Traditional software vulnerabilities usually stem from improper input validation. With AI systems, the challenge is that inputs are inherently unstructured and difficult to validate. A perfectly formatted email containing natural language instructions can bypass security filters precisely because it looks legitimate.
This isn’t just a Microsoft problem. Any AI system using Retrieval-Augmented Generation could be vulnerable if it processes external inputs alongside sensitive internal data. That includes customer service chatbots, enterprise AI assistants, and other AI-powered tools that organizations are rapidly adopting.
The Growing AI Security Arms Race
EchoLeak is likely just the beginning.
We’re entering an era where the same technology that strengthens our defenses also empowers attackers. AI tools that help security teams detect threats can be turned around to find new vulnerabilities. Systems designed to understand human language can be manipulated through carefully crafted instructions.
Organizations need to prepare for a new category of threats that exploit AI’s core strengths (its ability to understand context, follow instructions, and access vast amounts of data) against the systems they’re meant to protect.
What Organizations Can Learn From EchoLeak
While Microsoft fixed this specific vulnerability, the underlying security challenges aren’t going anywhere. Organizations deploying AI tools should consider several important lessons:
Rethink Trust Boundaries
Traditional security assumes clear boundaries between trusted and untrusted data. AI systems blur these lines by design, requiring new approaches to data isolation and access control.
Plan for AI-Specific Threats
Standard threat modeling may not account for prompt injection, scope violations, and other AI-specific attack vectors. Security teams need to expand their thinking about how these systems can be exploited.
Implement Comprehensive Monitoring
Organizations need detailed logging and monitoring of AI interactions with sensitive data. Understanding what information AI systems access and how they use it becomes critical for detecting potential compromises.
Maintain Human Oversight
While AI systems can enhance productivity, they shouldn’t operate without appropriate oversight, especially when accessing sensitive organizational data.

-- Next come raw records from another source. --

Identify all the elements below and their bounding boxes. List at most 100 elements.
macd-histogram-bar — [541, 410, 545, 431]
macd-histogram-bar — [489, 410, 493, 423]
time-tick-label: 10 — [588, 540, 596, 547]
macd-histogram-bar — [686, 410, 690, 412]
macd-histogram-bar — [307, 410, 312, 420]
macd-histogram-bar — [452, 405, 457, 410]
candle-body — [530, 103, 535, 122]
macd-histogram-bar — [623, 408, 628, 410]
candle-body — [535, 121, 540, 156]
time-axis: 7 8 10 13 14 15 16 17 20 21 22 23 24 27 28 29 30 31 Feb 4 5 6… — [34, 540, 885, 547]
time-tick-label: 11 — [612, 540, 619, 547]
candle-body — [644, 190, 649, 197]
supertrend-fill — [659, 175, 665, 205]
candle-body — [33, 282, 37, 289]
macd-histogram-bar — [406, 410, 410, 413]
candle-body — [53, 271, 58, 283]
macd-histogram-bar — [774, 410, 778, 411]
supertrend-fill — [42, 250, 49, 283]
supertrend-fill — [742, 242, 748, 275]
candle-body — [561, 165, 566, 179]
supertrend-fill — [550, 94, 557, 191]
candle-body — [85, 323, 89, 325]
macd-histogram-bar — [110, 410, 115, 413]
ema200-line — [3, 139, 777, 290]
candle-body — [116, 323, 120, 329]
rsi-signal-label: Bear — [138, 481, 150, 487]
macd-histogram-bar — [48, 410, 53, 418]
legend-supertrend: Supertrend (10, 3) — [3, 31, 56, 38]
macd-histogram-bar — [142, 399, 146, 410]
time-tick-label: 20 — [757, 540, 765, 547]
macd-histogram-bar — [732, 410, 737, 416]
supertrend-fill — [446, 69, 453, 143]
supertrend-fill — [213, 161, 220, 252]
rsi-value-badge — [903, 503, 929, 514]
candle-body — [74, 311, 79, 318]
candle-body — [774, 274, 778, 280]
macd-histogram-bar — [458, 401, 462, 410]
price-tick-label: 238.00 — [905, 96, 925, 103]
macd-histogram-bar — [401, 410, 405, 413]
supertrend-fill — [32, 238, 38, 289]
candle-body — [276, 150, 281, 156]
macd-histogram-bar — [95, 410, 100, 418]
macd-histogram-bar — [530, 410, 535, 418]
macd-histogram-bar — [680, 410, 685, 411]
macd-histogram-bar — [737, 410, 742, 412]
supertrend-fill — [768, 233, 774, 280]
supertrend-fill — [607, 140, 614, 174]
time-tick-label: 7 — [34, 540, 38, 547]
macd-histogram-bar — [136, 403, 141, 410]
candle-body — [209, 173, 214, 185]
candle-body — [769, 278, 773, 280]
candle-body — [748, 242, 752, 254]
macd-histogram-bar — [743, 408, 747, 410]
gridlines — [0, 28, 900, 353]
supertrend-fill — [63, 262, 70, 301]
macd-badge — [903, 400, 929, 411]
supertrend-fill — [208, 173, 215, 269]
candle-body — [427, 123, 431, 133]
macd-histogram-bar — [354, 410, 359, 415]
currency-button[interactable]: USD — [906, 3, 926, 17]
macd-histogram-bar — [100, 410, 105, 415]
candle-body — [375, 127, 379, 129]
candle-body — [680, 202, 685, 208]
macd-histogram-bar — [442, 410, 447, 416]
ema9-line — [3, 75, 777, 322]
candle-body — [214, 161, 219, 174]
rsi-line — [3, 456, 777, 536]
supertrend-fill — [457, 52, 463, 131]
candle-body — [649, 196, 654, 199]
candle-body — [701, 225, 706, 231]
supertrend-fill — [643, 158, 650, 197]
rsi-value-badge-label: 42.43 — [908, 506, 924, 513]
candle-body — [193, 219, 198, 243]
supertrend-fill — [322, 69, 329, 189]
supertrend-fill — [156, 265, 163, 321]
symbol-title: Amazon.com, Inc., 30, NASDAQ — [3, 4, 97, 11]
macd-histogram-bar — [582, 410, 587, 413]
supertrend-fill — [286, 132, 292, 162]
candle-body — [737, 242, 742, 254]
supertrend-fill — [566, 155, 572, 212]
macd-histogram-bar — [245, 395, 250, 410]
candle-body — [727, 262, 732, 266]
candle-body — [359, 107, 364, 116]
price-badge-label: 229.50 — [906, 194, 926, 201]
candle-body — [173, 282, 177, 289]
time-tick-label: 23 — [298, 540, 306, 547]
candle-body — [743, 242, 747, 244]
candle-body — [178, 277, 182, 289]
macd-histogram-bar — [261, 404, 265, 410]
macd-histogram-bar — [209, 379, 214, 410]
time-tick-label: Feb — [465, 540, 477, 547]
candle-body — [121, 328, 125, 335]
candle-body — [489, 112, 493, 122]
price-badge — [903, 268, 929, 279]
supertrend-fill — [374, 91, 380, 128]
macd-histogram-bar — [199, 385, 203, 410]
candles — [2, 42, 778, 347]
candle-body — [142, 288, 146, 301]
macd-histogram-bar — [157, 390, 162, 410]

Microsoft’s Response and Industry Implications
Microsoft’s handling of EchoLeak demonstrates both the challenges and potential solutions for AI security. The company implemented server-side fixes without requiring customer action and has introduced additional controls like Data Loss Prevention (DLP) tags to restrict Copilot’s access to external emails.
However, enabling these protective controls can reduce Copilot’s functionality, highlighting the ongoing tension between security and usability in AI systems.
The vulnerability has prompted broader discussions about AI security standards and the need for new defensive approaches. As more organizations adopt AI assistants for business-critical tasks, the industry will need to develop security frameworks specifically designed for these systems.
Preparing for the Next Wave of AI Vulnerabilities
EchoLeak almost certainly won’t be the last zero-click AI vulnerability we see. As these systems become more sophisticated and deeply integrated into business operations, they’ll present increasingly attractive targets for attackers.
Organizations should start preparing now by establishing AI governance frameworks, implementing appropriate monitoring and logging, and ensuring their security teams understand the unique risks that AI systems introduce.